As usual, we waited a few minutes for Layla to turn off her siren and then I cautiously made my way to the entry hall. I looked out the window alongside the door and saw no one.
What I did see, however, was the telltale sign of unwanted salesmen, politicians, and gardeners. You know the one I mean – in this case a slick, professional looking plastic cutout over the handle. The cutout showed a church and the lovely old couple who had founded it and said that the uninvited missionaries were sorry they didn’t get to meet us but had put in a good word for us with God anyway by saying a prayer for our souls.
I thanked Layla for doing such a good job of giving us the heads-up, threw the cutout into the trash, and Gwen, the dog, and I went on with our joyfully lazy day.
That would’ve been that, but later, at about one a.m., I woke up from a dream featuring the church founders their very selves, filled with anxiety and good old existential angst. I couldn’t get over the feeling that thanking Layla wasn’t enough.
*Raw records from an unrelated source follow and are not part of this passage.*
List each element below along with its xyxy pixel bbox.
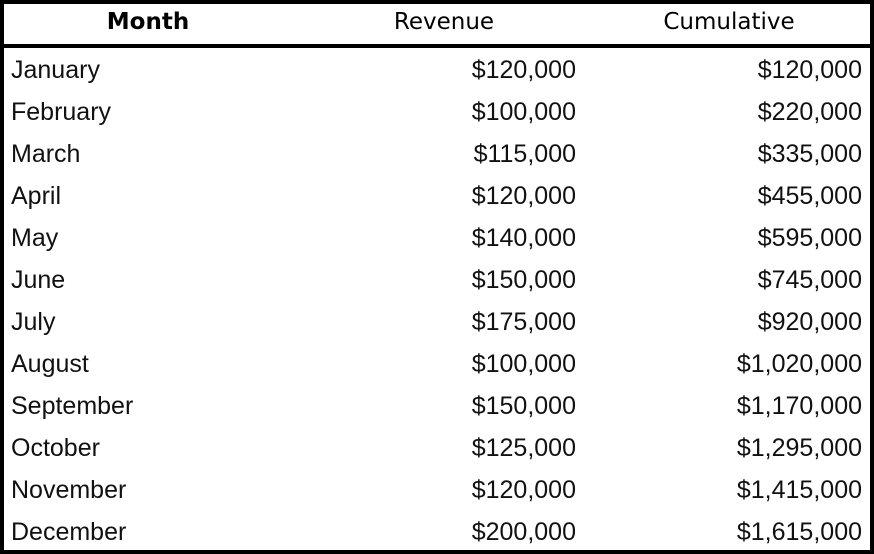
- cell-revenue: $200,000: [471, 518, 576, 546]
- cell-revenue: $120,000: [471, 56, 576, 84]
- revenue-table: Month Revenue Cumulative January $120,000…: [0, 0, 874, 554]
- table-row: December $200,000 $1,615,000: [4, 510, 870, 552]
- cell-month: December: [11, 518, 127, 546]
- header-revenue: Revenue: [393, 9, 495, 35]
- table-row: June $150,000 $745,000: [4, 258, 870, 300]
- table-row: May $140,000 $595,000: [4, 216, 870, 258]
- table-row: March $115,000 $335,000: [4, 132, 870, 174]
- cell-cumulative: $220,000: [757, 98, 862, 126]
- header-cumulative: Cumulative: [663, 9, 795, 35]
- cell-revenue: $150,000: [471, 392, 576, 420]
- cell-month: March: [11, 140, 81, 168]
- table-row: October $125,000 $1,295,000: [4, 426, 870, 468]
- table-row: November $120,000 $1,415,000: [4, 468, 870, 510]
- cell-revenue: $120,000: [471, 476, 576, 504]
- cell-cumulative: $745,000: [757, 266, 862, 294]
- cell-month: May: [11, 224, 59, 252]
- table-row: August $100,000 $1,020,000: [4, 342, 870, 384]
- cell-revenue: $150,000: [471, 266, 576, 294]
- table-row: February $100,000 $220,000: [4, 90, 870, 132]
- cell-cumulative: $1,615,000: [736, 518, 862, 546]
- cell-cumulative: $120,000: [757, 56, 862, 84]
- cell-month: October: [11, 434, 100, 462]
- cell-cumulative: $335,000: [757, 140, 862, 168]
- cell-revenue: $140,000: [471, 224, 576, 252]
- cell-month: April: [11, 182, 62, 210]
- cell-revenue: $175,000: [471, 308, 576, 336]
- cell-cumulative: $1,415,000: [736, 476, 862, 504]
- table-header: Month Revenue Cumulative: [4, 4, 870, 48]
- table-row: July $175,000 $920,000: [4, 300, 870, 342]
- cell-revenue: $100,000: [471, 98, 576, 126]
- cell-month: June: [11, 266, 66, 294]
- cell-revenue: $125,000: [471, 434, 576, 462]
- cell-cumulative: $595,000: [757, 224, 862, 252]
- table-body: January $120,000 $120,000 February $100,000 $…: [4, 48, 870, 552]
- cell-month: February: [11, 98, 112, 126]
- cell-month: September: [11, 392, 134, 420]
- table-row: January $120,000 $120,000: [4, 48, 870, 90]
- cell-revenue: $100,000: [471, 350, 576, 378]
- cell-month: January: [11, 56, 100, 84]
- cell-month: November: [11, 476, 127, 504]
- cell-cumulative: $455,000: [757, 182, 862, 210]
- header-month: Month: [106, 9, 190, 35]
- cell-month: August: [11, 350, 89, 378]
- cell-cumulative: $1,295,000: [736, 434, 862, 462]
- table-row: April $120,000 $455,000: [4, 174, 870, 216]
- cell-cumulative: $920,000: [757, 308, 862, 336]
- cell-revenue: $120,000: [471, 182, 576, 210]
- cell-month: July: [11, 308, 56, 336]
- cell-revenue: $115,000: [473, 140, 576, 168]
- cell-cumulative: $1,170,000: [736, 392, 862, 420]
- cell-cumulative: $1,020,000: [736, 350, 862, 378]
- table-row: September $150,000 $1,170,000: [4, 384, 870, 426]
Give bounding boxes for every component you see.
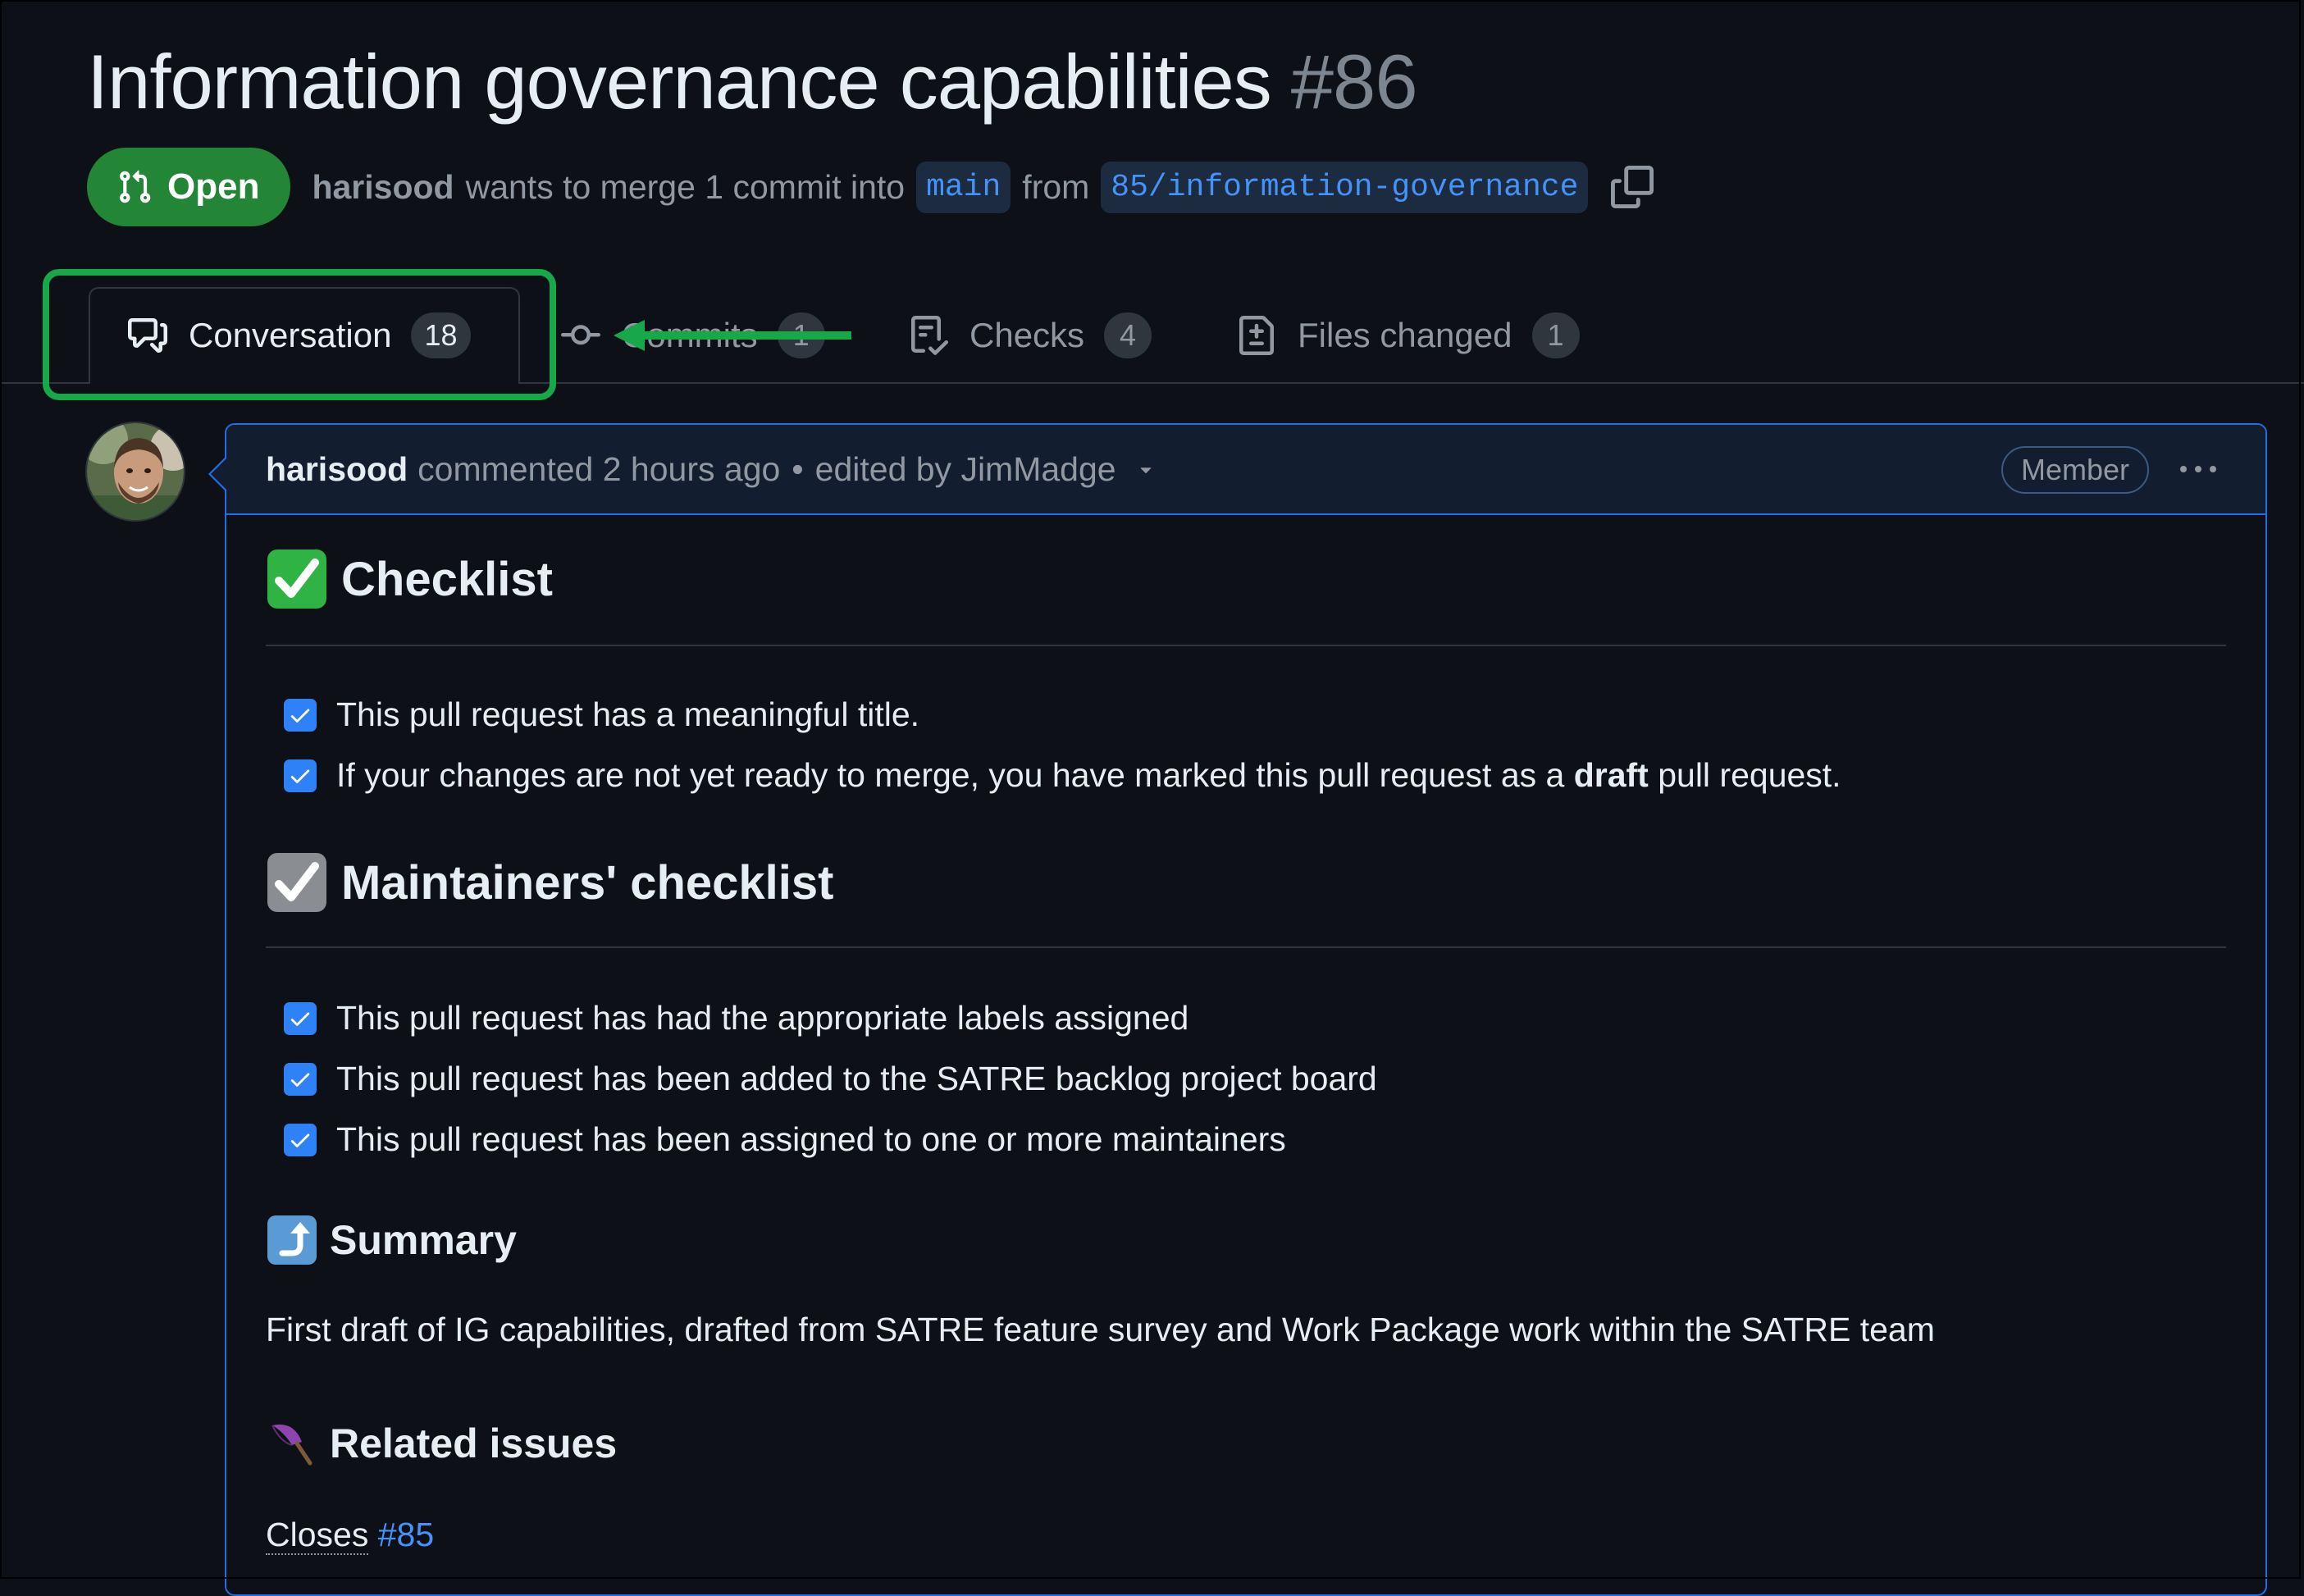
related-issues-heading: Related issues (266, 1417, 617, 1470)
git-commit-icon (561, 325, 600, 345)
task-checkbox[interactable] (284, 1001, 317, 1035)
pr-status-row: Open harisood wants to merge 1 commit in… (87, 148, 1654, 226)
check-icon (290, 1133, 310, 1147)
tab-files-changed[interactable]: Files changed 1 (1237, 287, 1580, 384)
task-text-after: pull request. (1648, 756, 1841, 794)
state-label: Open (167, 166, 260, 207)
avatar[interactable] (85, 422, 185, 522)
tab-checks[interactable]: Checks 4 (909, 287, 1152, 384)
task-checkbox[interactable] (284, 759, 317, 792)
check-icon (290, 769, 310, 783)
annotation-arrow (614, 320, 851, 351)
checklist-heading: Checklist (266, 548, 553, 610)
heavy-check-mark-icon (267, 853, 326, 912)
from-text: from (1022, 167, 1090, 206)
task-list-item: This pull request has been assigned to o… (284, 1120, 1286, 1159)
closes-keyword: Closes (266, 1516, 369, 1555)
base-branch[interactable]: main (916, 161, 1011, 213)
task-list-item: If your changes are not yet ready to mer… (284, 756, 1841, 795)
task-list-item: This pull request has been added to the … (284, 1060, 1377, 1098)
right-arrow-curving-up-icon (267, 1215, 317, 1265)
task-list-item: This pull request has had the appropriat… (284, 999, 1188, 1037)
umbrella-icon (271, 1424, 313, 1466)
comment-action[interactable]: commented 2 hours ago (417, 450, 780, 489)
pr-number: #86 (1290, 39, 1418, 125)
pr-title: Information governance capabilities #86 (87, 33, 1418, 131)
closes-line: Closes #85 (266, 1516, 434, 1555)
check-icon (290, 1073, 310, 1087)
task-list-item: This pull request has a meaningful title… (284, 695, 919, 734)
summary-heading: Summary (266, 1214, 517, 1266)
task-text-before: If your changes are not yet ready to mer… (336, 756, 1574, 794)
comment-caret-fill (211, 458, 227, 490)
merge-text: wants to merge 1 commit into (465, 167, 906, 206)
summary-heading-text: Summary (330, 1217, 517, 1263)
task-text: This pull request has been added to the … (336, 1060, 1377, 1097)
summary-text: First draft of IG capabilities, drafted … (266, 1311, 1935, 1348)
file-diff-icon (1239, 316, 1274, 355)
annotation-highlight-box (43, 269, 556, 400)
checklist-divider (266, 645, 2226, 646)
check-mark-button-icon (267, 549, 326, 609)
git-pull-request-icon (120, 170, 151, 203)
tab-files-changed-count: 1 (1531, 312, 1580, 358)
check-icon (290, 709, 310, 723)
tab-files-changed-label: Files changed (1298, 316, 1512, 354)
avatar-image (87, 423, 184, 520)
copy-icon[interactable] (1611, 166, 1654, 208)
comment-author-link[interactable]: harisood (266, 450, 408, 489)
related-issues-heading-text: Related issues (330, 1420, 618, 1466)
open-state-badge: Open (87, 148, 291, 226)
pr-title-text: Information governance capabilities (87, 39, 1272, 125)
member-badge: Member (2001, 446, 2149, 494)
check-icon (290, 1012, 310, 1026)
task-text: This pull request has had the appropriat… (336, 999, 1189, 1037)
task-checkbox[interactable] (284, 1123, 317, 1156)
pr-author-link[interactable]: harisood (312, 168, 454, 207)
comment-box: harisood commented 2 hours ago • edited … (225, 423, 2267, 1596)
comment-separator: • (792, 449, 804, 488)
checklist-icon (911, 316, 948, 355)
task-text: This pull request has a meaningful title… (336, 695, 920, 733)
task-checkbox[interactable] (284, 698, 317, 732)
maintainers-heading: Maintainers' checklist (266, 851, 833, 914)
merge-info: harisood wants to merge 1 commit into ma… (312, 161, 1654, 213)
head-branch[interactable]: 85/information-governance (1101, 161, 1589, 213)
task-text-bold: draft (1573, 756, 1649, 794)
issue-link[interactable]: #85 (378, 1516, 434, 1553)
kebab-horizontal-icon[interactable] (2175, 453, 2221, 486)
edited-by-link[interactable]: edited by JimMadge (815, 450, 1116, 489)
tab-checks-count: 4 (1104, 312, 1152, 358)
chevron-down-icon[interactable] (1134, 458, 1157, 481)
tab-checks-label: Checks (970, 316, 1085, 354)
comment-header: harisood commented 2 hours ago • edited … (226, 425, 2265, 515)
task-checkbox[interactable] (284, 1062, 317, 1096)
maintainers-heading-text: Maintainers' checklist (341, 855, 834, 910)
checklist-heading-text: Checklist (341, 552, 553, 606)
task-text: This pull request has been assigned to o… (336, 1120, 1286, 1158)
maintainers-divider (266, 946, 2226, 948)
I owed the universe and whatever is behind it a bigger and much snarkier thanks for ignoring my ongoing attempt to rid myself of what might be called Writers’ Inevitable OCD and bringing me a mission I couldn’t stop myself from communicating.
A mission I’d been sure was of absolutely no consequence, but which had gotten into my head and made itself so important that I stayed at the keyboard for hours to shape up this post so I could put it up on the blog not, now, NOW.
And in the bargain lose sleep, energy, and the comfort of my fam as I so often had in the past because of what? Habit? Addiction?
I’d like to blow this all off and go back to bed and maybe get enough sleep to be able to relax and enjoy the next day. But I keep thinking that maybe what I’m writing does mean something important. There must be some meaning behind my 60-plus years of dedication to the written word and those who read it–
Thanks a heap, uninvited praying missionairies.
Here I am again, all tangled up in productivity whether I like it or not.